WASHINGTON - A new spacecraft built jointly by U.S. and European space agencies is ready for a blazing journey to the sun to capture an unprecedented view of its two poles, an angle that could help researchers understand how the star’s vast bubble of magnetic energy affects Earth.
The Solar Orbiter spacecraft will lift off from a Florida launch pad Sunday at 11:03 p.m.
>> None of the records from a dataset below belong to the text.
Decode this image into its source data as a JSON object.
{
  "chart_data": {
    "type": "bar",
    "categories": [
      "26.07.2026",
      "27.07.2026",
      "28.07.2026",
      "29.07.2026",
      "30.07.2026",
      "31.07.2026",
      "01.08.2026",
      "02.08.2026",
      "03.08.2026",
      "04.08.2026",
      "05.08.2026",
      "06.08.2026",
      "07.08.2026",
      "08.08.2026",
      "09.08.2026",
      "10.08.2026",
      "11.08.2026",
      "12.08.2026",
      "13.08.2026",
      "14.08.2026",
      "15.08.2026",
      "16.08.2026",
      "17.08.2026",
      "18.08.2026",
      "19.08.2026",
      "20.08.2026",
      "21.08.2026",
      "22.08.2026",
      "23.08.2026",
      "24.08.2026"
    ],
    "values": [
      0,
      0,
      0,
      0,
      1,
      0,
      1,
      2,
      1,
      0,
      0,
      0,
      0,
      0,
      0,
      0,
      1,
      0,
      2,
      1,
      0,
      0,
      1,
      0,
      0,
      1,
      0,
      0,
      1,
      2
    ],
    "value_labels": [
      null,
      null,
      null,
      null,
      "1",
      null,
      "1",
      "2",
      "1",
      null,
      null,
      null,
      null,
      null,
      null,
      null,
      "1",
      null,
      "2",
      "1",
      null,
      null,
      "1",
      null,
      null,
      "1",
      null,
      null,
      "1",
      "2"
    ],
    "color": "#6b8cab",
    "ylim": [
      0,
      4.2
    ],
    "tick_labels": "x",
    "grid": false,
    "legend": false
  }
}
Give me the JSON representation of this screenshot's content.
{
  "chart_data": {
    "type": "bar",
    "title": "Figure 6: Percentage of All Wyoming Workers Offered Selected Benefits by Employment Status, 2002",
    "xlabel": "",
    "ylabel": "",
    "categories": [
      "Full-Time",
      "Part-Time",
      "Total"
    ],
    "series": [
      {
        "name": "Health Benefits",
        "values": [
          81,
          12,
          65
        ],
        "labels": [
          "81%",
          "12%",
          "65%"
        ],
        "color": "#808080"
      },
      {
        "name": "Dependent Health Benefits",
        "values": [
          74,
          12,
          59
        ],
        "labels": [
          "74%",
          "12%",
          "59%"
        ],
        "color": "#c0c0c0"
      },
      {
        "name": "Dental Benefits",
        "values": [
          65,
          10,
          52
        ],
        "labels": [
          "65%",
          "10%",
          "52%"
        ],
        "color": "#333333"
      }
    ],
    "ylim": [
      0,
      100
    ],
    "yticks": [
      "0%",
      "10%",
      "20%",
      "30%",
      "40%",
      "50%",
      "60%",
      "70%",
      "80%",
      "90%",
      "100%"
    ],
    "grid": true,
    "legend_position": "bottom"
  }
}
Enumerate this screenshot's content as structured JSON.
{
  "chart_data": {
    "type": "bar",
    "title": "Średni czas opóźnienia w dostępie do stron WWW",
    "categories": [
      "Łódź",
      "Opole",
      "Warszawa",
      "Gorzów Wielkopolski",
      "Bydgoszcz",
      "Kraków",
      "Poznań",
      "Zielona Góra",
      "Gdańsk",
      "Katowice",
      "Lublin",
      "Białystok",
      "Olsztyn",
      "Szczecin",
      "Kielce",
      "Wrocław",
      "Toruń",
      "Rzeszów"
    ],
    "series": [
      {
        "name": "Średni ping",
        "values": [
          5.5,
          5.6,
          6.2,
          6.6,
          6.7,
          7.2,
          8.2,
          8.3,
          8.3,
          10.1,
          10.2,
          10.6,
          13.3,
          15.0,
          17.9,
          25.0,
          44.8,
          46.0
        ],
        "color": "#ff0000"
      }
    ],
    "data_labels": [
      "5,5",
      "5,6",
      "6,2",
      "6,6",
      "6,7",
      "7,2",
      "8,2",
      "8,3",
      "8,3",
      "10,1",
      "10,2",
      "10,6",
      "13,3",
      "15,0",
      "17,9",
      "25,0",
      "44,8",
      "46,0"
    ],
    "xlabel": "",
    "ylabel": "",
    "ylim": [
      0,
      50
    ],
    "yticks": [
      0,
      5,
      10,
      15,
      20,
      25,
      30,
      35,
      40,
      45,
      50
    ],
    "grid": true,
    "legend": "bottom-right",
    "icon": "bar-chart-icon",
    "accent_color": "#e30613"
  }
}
EST (0400 GMT Monday) and autonomously unfold an array of solar panels and antennas before carrying on toward the sun for a 10-year mission mapping its polar regions.
Mapping the sun’s poles could allow scientists for the first time to observe the concentrated source of solar wind — a stream of plasma and charged particles that beam outward and sustains the solar system’s protective outer bubble that breathes in and out in harmony with the solar wind.
European Space Agency Solar Orbiter Project Manager Cesar Garcia listens as Airbus Defense and Space Solar Orbiter Project Manager Ian Walters discusses the agency's science mission to the sun, Feb. 7, 2020, at Kennedy Space Center.
“Where did that plasma, the solar wind come from? At any one point, the majority of it during our solar cycle comes from the polar regions we’ve never imaged,” said Thomas Zurbuchen, the head of NASA’s science directorate.
A suite of 10 instruments, including six telescopes, are intricately tucked behind a protective heat shield that can withstand temperatures of nearly 1,000 degrees Fahrenheit as the spacecraft reaches 26 million miles from the sun.
Using a gravity assist from Earth and Venus, the orbiter will sling itself closer to the sun and eventually sync with its rotation, once every 25 days, when the probe reaches its closest point, and opens up a cluster of tiny windows on the heat shield to capture and surveil how the surface of the sun changes over time.
The fruits of the mission will inform how NASA can protect its astronauts from the radiation whizzing around the cosmos, which can cause DNA damage and changes in gene expression.
Scientists will also learn how space weather wreaks havoc on satellites and electronics on and around Earth.
Launched in 2018, the Parker Solar Probe will journey closer to the sun than any other human-made object, 3.8 million miles (6.1 million km), and find out how the sun churns space weather in our solar system.